Digital twins have been used across multiple industries including, but not limited to: manufacturing, product development, design customization, performance improvement, predictive maintenance, aerospace, automotive, health care, supply chain, construction, and retail. Defense and maritime applications of digital twins have been limited to optimizing shipyard operations, adding innovation, such as modernizing and standardizing IT architectures, to existing fleets, tracking ship parts, and enabling predictive maintenance of deployed assets.
Digital twins have become a critical tool and resource in allowing industries to assess, test, and analyze product and system designs prior to fabrication, instilling high confidence through data supported and integrated simulation—however, these is no formal and consistent definition of a digital twin, particularly in an undersea operational setting.
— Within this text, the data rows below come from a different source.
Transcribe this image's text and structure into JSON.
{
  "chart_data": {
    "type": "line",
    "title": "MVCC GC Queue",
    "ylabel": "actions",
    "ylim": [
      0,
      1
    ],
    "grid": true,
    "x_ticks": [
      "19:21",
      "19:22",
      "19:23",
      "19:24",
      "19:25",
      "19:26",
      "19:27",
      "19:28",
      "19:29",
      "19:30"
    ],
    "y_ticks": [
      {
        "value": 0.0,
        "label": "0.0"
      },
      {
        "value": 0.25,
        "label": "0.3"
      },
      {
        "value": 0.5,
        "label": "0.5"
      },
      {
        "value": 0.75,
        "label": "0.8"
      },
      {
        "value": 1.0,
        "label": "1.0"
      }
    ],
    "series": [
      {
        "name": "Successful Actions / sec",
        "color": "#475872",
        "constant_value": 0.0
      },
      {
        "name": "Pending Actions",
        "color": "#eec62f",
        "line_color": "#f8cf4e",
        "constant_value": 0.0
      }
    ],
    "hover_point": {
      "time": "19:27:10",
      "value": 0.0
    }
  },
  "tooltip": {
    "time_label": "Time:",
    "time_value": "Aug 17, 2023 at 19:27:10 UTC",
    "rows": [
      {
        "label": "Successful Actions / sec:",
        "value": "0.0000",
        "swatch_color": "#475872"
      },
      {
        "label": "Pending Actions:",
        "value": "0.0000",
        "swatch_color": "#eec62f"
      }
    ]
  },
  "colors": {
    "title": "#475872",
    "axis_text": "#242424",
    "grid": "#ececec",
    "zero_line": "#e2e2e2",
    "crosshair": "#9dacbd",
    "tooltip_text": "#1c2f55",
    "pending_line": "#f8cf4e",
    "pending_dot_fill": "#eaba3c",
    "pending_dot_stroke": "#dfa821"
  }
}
DARPA issued an Aug. 2021 solicitation for the Defining and Leveraging Digital Twins in Autonomous (DELTA) undersea operations program to help it learn how digital twins can add value to UUVs. The objective of this effort is to assess and analyze the feasibility of extending digital twins to the undersea operational environment for autonomous vehicle applications, determine the effects of undersea intermittent communications on the implementation of digital twins in this domain, and define “digital twin” use cases in an undersea operational setting.
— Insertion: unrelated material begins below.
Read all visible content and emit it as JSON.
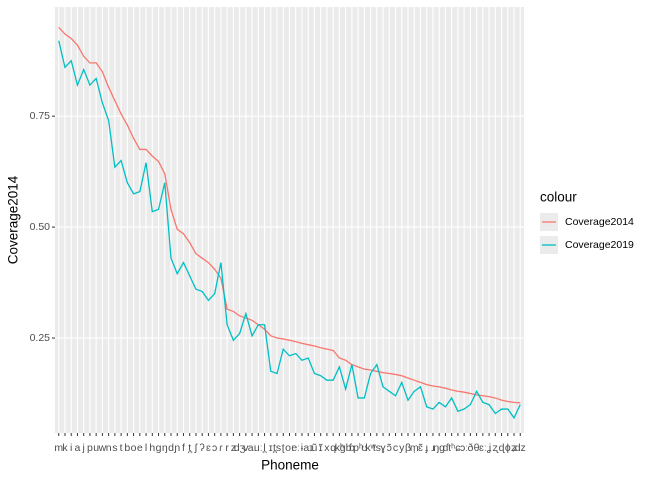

The Navy continues to heavily invest in unmanned vehicles – including unmanned surface vessels (USV) and unmanned undersea vehicles (UUV) of all size classes – as part of a strategic shift to a more distributed fleet architecture. As such, the Navy relies on an increasingly unmanned fleet to satisfy an increasingly broad and complex set of operational requirements, particularly in the undersea domain.
This effort seeks to address whether the implementation of digital twins can add value to the UUV mission space, ranging in scale from single UUV deployments to hundreds of sorties, and if so, how digital twins should be employed in a particular scenario. In addition, this effort will investigate the feasibility of translating digital twins to the unmanned undersea environment, which has not been deeply explored by current Navy applications.
The traditional industry application of digital twins relies on robust and continuous communications with the deployed system, which are not always available in undersea operations. Therefore, determining how to address and overcome the intermittent and/or low-data rate communications challenge will be investigated.
Lastly, this effort will evaluate return on investment factors and logistical considerations associated with undersea implementation of digital twins (e.g. what size/scale of deployed UUVs is necessary to begin realizing significant operational efficiencies or advantages across the fleet, and whether digital twins should be maintained centrally at an operations center, on an individual UUV, or a combination of both). Ultimately, the vision is that digital twins could assist the operational commander in better understanding what their unmanned assets are doing, particularly in times of reduced or no communications.
There are numerous military applications for this technology. The Services are becoming more reliant on autonomous systems, and though there has been much discussion within the Department of Defense (DoD) about swarming initiatives, a real-world employment of such systems has yet to be executed and operational.
Commercial companies are already leveraging and capitalizing on digital twins and autonomous technologies. Digital twins would add a higher level of fidelity to existing models and enable real-time prediction of a system’s status, which could decrease the military’s reluctance to cede full control to autonomous agents. Current Naval and other DoD applications of Digital Twins include mirroring the activity of weapons and machines, the maintenance and upgrades of aircraft and engines, as well as government facilities.